ITEM CORRELATION AND CONSTRUCT VALIDITY
Professor Glenn and Dr. Stamey state that there are a large number of items with correlations under 0.60. All scientific work is about making choices. We argue that construct validity can be approached in several ways. We chose to construct validity by principal component analysis since it is the method for identifying a cluster of related items on a scale. According to Hays , item convergent validity is supported if an item correlates substantially (i.e. corrected correlation of 0.30 or above) with the scale it is hypothesized to represent. Hays advocate a more stringent convergent validity criterion if refining and adding development of a previous scale. In our study we employed this more stringent convergent validity criterion by Hays of 0.40 or above. We choose this five-factor solution since we judged it to fit the theoretical construct best and thereby we also accepted a few correlations close to 0.40.
In their critique Professor Loyd Lee Glenn and Dr. Jessica Stamey state that a low correlation to factors might not be a problem if the factors were orthogonal to each other. Orthogonal rotation is a subset of oblique rotations1. If the clusters of relationships are in fact uncorrelated, then oblique rotation will result in orthogonal factors. Therefore, the difference between orthogonal and oblique rotation is not in discriminating uncorrelated or correlated factors. As factor correlation decrease, the result from oblique and orthogonal rotation tends to become more similar .

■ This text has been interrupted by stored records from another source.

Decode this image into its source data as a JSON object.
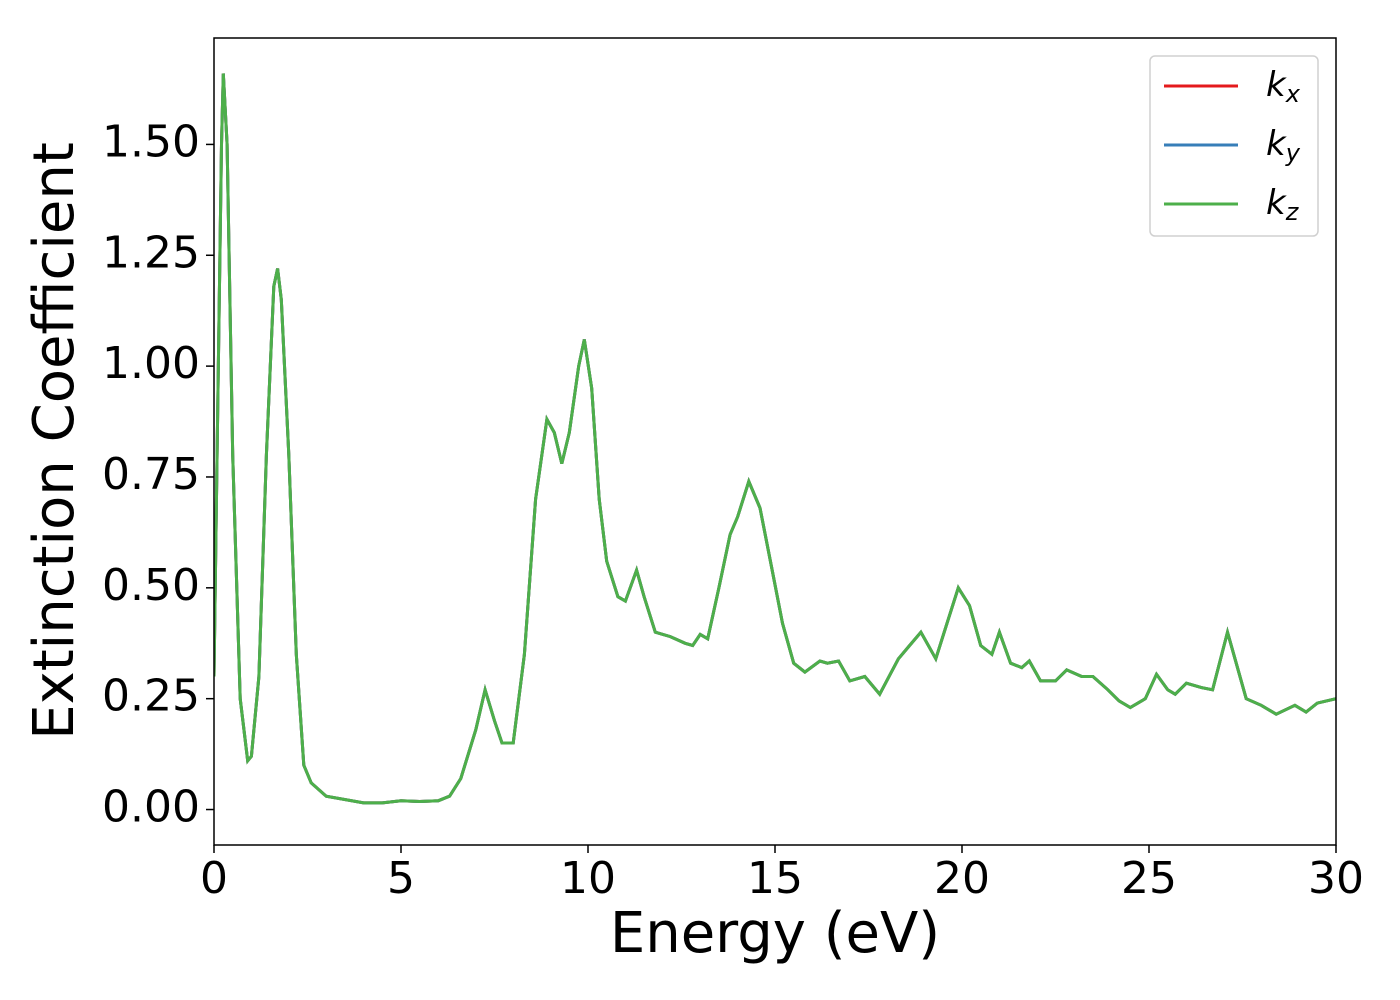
{
  "chart_data": {
    "type": "line",
    "xlabel": "Energy (eV)",
    "ylabel": "Extinction Coefficient",
    "xlim": [
      0,
      30
    ],
    "ylim": [
      -0.08,
      1.74
    ],
    "xticks": [
      0,
      5,
      10,
      15,
      20,
      25,
      30
    ],
    "yticks": [
      {
        "value": 0,
        "label": "0.00"
      },
      {
        "value": 0.25,
        "label": "0.25"
      },
      {
        "value": 0.5,
        "label": "0.50"
      },
      {
        "value": 0.75,
        "label": "0.75"
      },
      {
        "value": 1,
        "label": "1.00"
      },
      {
        "value": 1.25,
        "label": "1.25"
      },
      {
        "value": 1.5,
        "label": "1.50"
      }
    ],
    "legend": "upper right",
    "x": [
      0,
      0.1,
      0.2,
      0.25,
      0.35,
      0.5,
      0.7,
      0.9,
      1.0,
      1.2,
      1.4,
      1.6,
      1.7,
      1.8,
      2.0,
      2.2,
      2.4,
      2.6,
      3.0,
      4.0,
      4.5,
      5.0,
      5.5,
      6.0,
      6.3,
      6.6,
      7.0,
      7.25,
      7.5,
      7.7,
      8.0,
      8.3,
      8.6,
      8.9,
      9.1,
      9.3,
      9.5,
      9.75,
      9.9,
      10.1,
      10.3,
      10.5,
      10.8,
      11.0,
      11.3,
      11.5,
      11.8,
      12.2,
      12.6,
      12.8,
      13.0,
      13.2,
      13.5,
      13.8,
      14.0,
      14.3,
      14.6,
      14.9,
      15.2,
      15.5,
      15.8,
      16.2,
      16.4,
      16.7,
      17.0,
      17.4,
      17.8,
      18.3,
      18.6,
      18.9,
      19.3,
      19.6,
      19.9,
      20.2,
      20.5,
      20.8,
      21.0,
      21.3,
      21.6,
      21.8,
      22.1,
      22.5,
      22.8,
      23.2,
      23.5,
      23.9,
      24.2,
      24.5,
      24.9,
      25.2,
      25.5,
      25.7,
      26.0,
      26.4,
      26.7,
      27.1,
      27.3,
      27.6,
      28.0,
      28.4,
      28.9,
      29.2,
      29.5,
      30
    ],
    "series": [
      {
        "name": "kx",
        "color": "#e41a1c",
        "values": [
          0.3,
          0.9,
          1.5,
          1.66,
          1.5,
          0.8,
          0.25,
          0.11,
          0.12,
          0.3,
          0.8,
          1.18,
          1.22,
          1.15,
          0.8,
          0.35,
          0.1,
          0.06,
          0.03,
          0.015,
          0.015,
          0.02,
          0.018,
          0.02,
          0.03,
          0.07,
          0.18,
          0.27,
          0.2,
          0.15,
          0.15,
          0.35,
          0.7,
          0.88,
          0.85,
          0.78,
          0.85,
          1.0,
          1.06,
          0.95,
          0.7,
          0.56,
          0.48,
          0.47,
          0.54,
          0.48,
          0.4,
          0.39,
          0.375,
          0.37,
          0.395,
          0.385,
          0.5,
          0.62,
          0.66,
          0.74,
          0.68,
          0.55,
          0.42,
          0.33,
          0.31,
          0.335,
          0.33,
          0.335,
          0.29,
          0.3,
          0.26,
          0.34,
          0.37,
          0.4,
          0.34,
          0.42,
          0.5,
          0.46,
          0.37,
          0.35,
          0.4,
          0.33,
          0.32,
          0.335,
          0.29,
          0.29,
          0.315,
          0.3,
          0.3,
          0.27,
          0.245,
          0.23,
          0.25,
          0.305,
          0.27,
          0.26,
          0.285,
          0.275,
          0.27,
          0.4,
          0.34,
          0.25,
          0.235,
          0.215,
          0.235,
          0.22,
          0.24,
          0.25
        ]
      },
      {
        "name": "ky",
        "color": "#377eb8",
        "values": [
          0.3,
          0.9,
          1.5,
          1.66,
          1.5,
          0.8,
          0.25,
          0.11,
          0.12,
          0.3,
          0.8,
          1.18,
          1.22,
          1.15,
          0.8,
          0.35,
          0.1,
          0.06,
          0.03,
          0.015,
          0.015,
          0.02,
          0.018,
          0.02,
          0.03,
          0.07,
          0.18,
          0.27,
          0.2,
          0.15,
          0.15,
          0.35,
          0.7,
          0.88,
          0.85,
          0.78,
          0.85,
          1.0,
          1.06,
          0.95,
          0.7,
          0.56,
          0.48,
          0.47,
          0.54,
          0.48,
          0.4,
          0.39,
          0.375,
          0.37,
          0.395,
          0.385,
          0.5,
          0.62,
          0.66,
          0.74,
          0.68,
          0.55,
          0.42,
          0.33,
          0.31,
          0.335,
          0.33,
          0.335,
          0.29,
          0.3,
          0.26,
          0.34,
          0.37,
          0.4,
          0.34,
          0.42,
          0.5,
          0.46,
          0.37,
          0.35,
          0.4,
          0.33,
          0.32,
          0.335,
          0.29,
          0.29,
          0.315,
          0.3,
          0.3,
          0.27,
          0.245,
          0.23,
          0.25,
          0.305,
          0.27,
          0.26,
          0.285,
          0.275,
          0.27,
          0.4,
          0.34,
          0.25,
          0.235,
          0.215,
          0.235,
          0.22,
          0.24,
          0.25
        ]
      },
      {
        "name": "kz",
        "color": "#4daf4a",
        "values": [
          0.3,
          0.9,
          1.5,
          1.66,
          1.5,
          0.8,
          0.25,
          0.11,
          0.12,
          0.3,
          0.8,
          1.18,
          1.22,
          1.15,
          0.8,
          0.35,
          0.1,
          0.06,
          0.03,
          0.015,
          0.015,
          0.02,
          0.018,
          0.02,
          0.03,
          0.07,
          0.18,
          0.27,
          0.2,
          0.15,
          0.15,
          0.35,
          0.7,
          0.88,
          0.85,
          0.78,
          0.85,
          1.0,
          1.06,
          0.95,
          0.7,
          0.56,
          0.48,
          0.47,
          0.54,
          0.48,
          0.4,
          0.39,
          0.375,
          0.37,
          0.395,
          0.385,
          0.5,
          0.62,
          0.66,
          0.74,
          0.68,
          0.55,
          0.42,
          0.33,
          0.31,
          0.335,
          0.33,
          0.335,
          0.29,
          0.3,
          0.26,
          0.34,
          0.37,
          0.4,
          0.34,
          0.42,
          0.5,
          0.46,
          0.37,
          0.35,
          0.4,
          0.33,
          0.32,
          0.335,
          0.29,
          0.29,
          0.315,
          0.3,
          0.3,
          0.27,
          0.245,
          0.23,
          0.25,
          0.305,
          0.27,
          0.26,
          0.285,
          0.275,
          0.27,
          0.4,
          0.34,
          0.25,
          0.235,
          0.215,
          0.235,
          0.22,
          0.24,
          0.25
        ]
      }
    ]
  }
}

The pilot study was conducted as a part of instrument evaluation and refinement of the ATODAS. As Professor Loyd Lee Glenn and Dr. Jessica Stamey point out, we described a random sampling of ICU nurses to the pilot study and this was a mistake by us. However, the effect of this selection has probably low impact of the validity and reliability of the study as this error was made in the pilot study and corrected in the main study.
Finally, Professor Glenn and Dr. Stamey suggest that our results don’t support the idea that the factors in the ATODAS really separate entities from each other. In our study, based on principal component analysis to obtain a solution with the most optimal scale variance, the five-factor solution fitted the best. The rotated five-factor solution revealed the presence of a simple structure, with each factor showing a number of strong loadings and most variables loading substantially (>.35) on only one factor. Therefore, we argue that the results from this initial testing of the ATODAS supports that the factors are separated from each other.
We argue many more tests are needed for generalisability e.g. reliability and validity testing of the instrument on other nursing populations outside Sweden. The context and organization surrounding the care of potential organ donors does differ considerably by country. The planning for further research has already started including validating the ATODAS instrument for different nursing populations including translation and adding culture specific items.
In conclusion, although we acknowledge the helpful comments made by Professor Glenn and Dr. Stamey we maintain that this context specific self-assessment instrument aimed at measuring attitudes towards organ donor advocacy can be used in future research.
CONFLICT OF INTEREST
The authors confirm that this article content has no conflict of interest.
1 Using oblique rotation provided the best definition of the uncorrelated and correlated cluster patterns of interrelated variables. Orthogonal rotation defines only uncorrelated patterns. Oblique rotation has greater flexibility in searching out patterns regardless of their correlation and the factors are rotated individually to fit each distinct cluster. The relationship between the resulting factors then reflects the relationship between the clusters.